The Personal Data Protection Authority (KVKK) has seen new developments in the investigation it launched against Facebook as part of its "data security breach" and "data abuse" research. In response to the information KVKK officials requested about Facebook's data processing system, Facebook sent a 30-page plea to the organization. The authority is expected to complete the investigation of the company soon and disclose the result to the public.
Speaking to Sabah on the issue of personal data, KVKK Chairman Faruk Bilir said that any data that distinguishes someone from others in a community is personal data, regardless of whether it is the color of the jacket, name, surname and ID number. Underlining that the regulation introduced on the issue is compatible with European standards, Bilir noted that the law gives great importance to special personal data. "This is because the acquisition of such information can lead to victimization of person or discrimination. The information about a person's race, religion, sect, appearance, health, sexual life, association and foundation and association membership constitutes sensitive data. The law provides further protection for such data," he added.
Bilir stated that they received a number of complaints about sending notifications via SMS, continuing, "Our resolution on unauthorized SMSs and calls with ad content has been issued. This resolution is aimed at preventing the forwarding of advertising notifications to email addresses or via SMS or call and without the explicit consent of the persons or without the conditions specified in the law are fulfilled. In this context, SMSs and calls in question must be stopped immediately. Otherwise, data officers will face administrative fines."
Bilir also provided information on the "data security breach" investigation that they initiated against Facebook at the end of last year, saying that international companies fall within the scope of Turkish laws when processing data in Turkey. Accordingly, they need to appoint a representative in Turkey. The investigation on Facebook started in 2018, requesting some information about Facebook's data processing system. In response, they sent a 30-page plea. The KVKK board is yet to assess the document but is expected to assess it soon.

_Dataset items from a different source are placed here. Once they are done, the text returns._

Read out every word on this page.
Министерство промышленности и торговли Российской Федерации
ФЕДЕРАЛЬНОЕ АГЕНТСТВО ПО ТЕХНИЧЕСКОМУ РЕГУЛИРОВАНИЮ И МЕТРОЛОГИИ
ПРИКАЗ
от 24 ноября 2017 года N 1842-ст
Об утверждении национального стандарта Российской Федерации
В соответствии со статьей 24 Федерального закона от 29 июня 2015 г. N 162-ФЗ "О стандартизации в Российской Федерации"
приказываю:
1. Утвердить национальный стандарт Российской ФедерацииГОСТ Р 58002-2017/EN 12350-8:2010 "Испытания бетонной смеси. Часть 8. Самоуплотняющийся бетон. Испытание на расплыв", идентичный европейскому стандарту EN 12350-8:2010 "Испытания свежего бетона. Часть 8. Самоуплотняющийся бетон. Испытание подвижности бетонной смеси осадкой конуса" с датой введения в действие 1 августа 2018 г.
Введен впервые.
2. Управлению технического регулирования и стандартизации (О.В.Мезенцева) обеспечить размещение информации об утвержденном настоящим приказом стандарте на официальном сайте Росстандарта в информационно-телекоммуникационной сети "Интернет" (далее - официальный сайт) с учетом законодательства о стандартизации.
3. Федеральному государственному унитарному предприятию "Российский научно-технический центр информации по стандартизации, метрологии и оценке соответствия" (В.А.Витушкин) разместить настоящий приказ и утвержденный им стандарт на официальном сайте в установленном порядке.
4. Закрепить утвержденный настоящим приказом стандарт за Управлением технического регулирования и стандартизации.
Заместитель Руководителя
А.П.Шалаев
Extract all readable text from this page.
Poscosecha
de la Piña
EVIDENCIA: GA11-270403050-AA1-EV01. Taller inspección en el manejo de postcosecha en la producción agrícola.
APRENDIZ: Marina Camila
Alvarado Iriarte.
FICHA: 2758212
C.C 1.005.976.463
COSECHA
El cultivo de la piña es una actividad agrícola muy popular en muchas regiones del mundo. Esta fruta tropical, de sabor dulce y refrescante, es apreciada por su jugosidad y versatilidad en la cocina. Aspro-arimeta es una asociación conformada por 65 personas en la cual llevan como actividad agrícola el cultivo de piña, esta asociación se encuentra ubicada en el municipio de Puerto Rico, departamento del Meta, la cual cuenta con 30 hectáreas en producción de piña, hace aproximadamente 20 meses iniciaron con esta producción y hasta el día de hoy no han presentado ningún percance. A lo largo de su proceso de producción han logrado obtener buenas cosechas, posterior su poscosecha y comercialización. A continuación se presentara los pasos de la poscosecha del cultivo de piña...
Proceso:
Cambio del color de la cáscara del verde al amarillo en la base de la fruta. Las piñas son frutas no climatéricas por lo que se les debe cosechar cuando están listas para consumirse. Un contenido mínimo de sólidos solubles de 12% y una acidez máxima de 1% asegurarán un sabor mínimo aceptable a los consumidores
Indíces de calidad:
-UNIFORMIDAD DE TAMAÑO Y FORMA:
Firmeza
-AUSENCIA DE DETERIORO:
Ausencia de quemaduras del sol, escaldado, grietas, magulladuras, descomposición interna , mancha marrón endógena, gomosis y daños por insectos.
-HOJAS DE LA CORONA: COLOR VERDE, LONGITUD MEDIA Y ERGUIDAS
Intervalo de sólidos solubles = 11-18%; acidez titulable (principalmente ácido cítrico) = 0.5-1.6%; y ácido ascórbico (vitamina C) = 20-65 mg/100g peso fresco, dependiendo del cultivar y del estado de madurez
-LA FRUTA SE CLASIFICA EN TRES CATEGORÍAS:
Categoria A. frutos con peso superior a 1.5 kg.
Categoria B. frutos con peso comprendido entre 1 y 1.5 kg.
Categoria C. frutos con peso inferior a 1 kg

Bilir emphasized that even if personal information is given to social media organizations with explicit consent, this data cannot be used for other purposes. Speaking on Data Officers Registry Information System (VERBİS), Bilir stated that both data processing companies in Turkey and non-resident legal entities must register in VERBİS. For this, they need to appoint a representative. The process is yet to be completed and will continue until October 2019. VERBİS registration for public institutions will start on April 1. "Everyone will be obliged to let us know what data they keep. However, no data will be available in our institution. I think companies like Facebook, Twitter and Google will register in VERBİS as well," he told.
Highlighting that the law stipulates administrative fines on those responsible for personal data, Bilir expressed that if the disclosure requirement is not fulfilled, if VERBİS is not registered, if data security is violated and the necessary measures are not taken; the law imposes administrative fines on them. To date, about TL 2 million has been fined.
Explaining that individuals' applications regarding data violations increased in 2018, Bilir said that some 402 complaints, 56 notices and 63 data violation notifications have been made so far. Approximately 207 of them have been concluded. Also, 22 of the data infringement notices were published. On the other hand, ALO 198, KVKK Information Hotline, receives some 300 calls on a daily basis and some 8,000 calls on a monthly basis.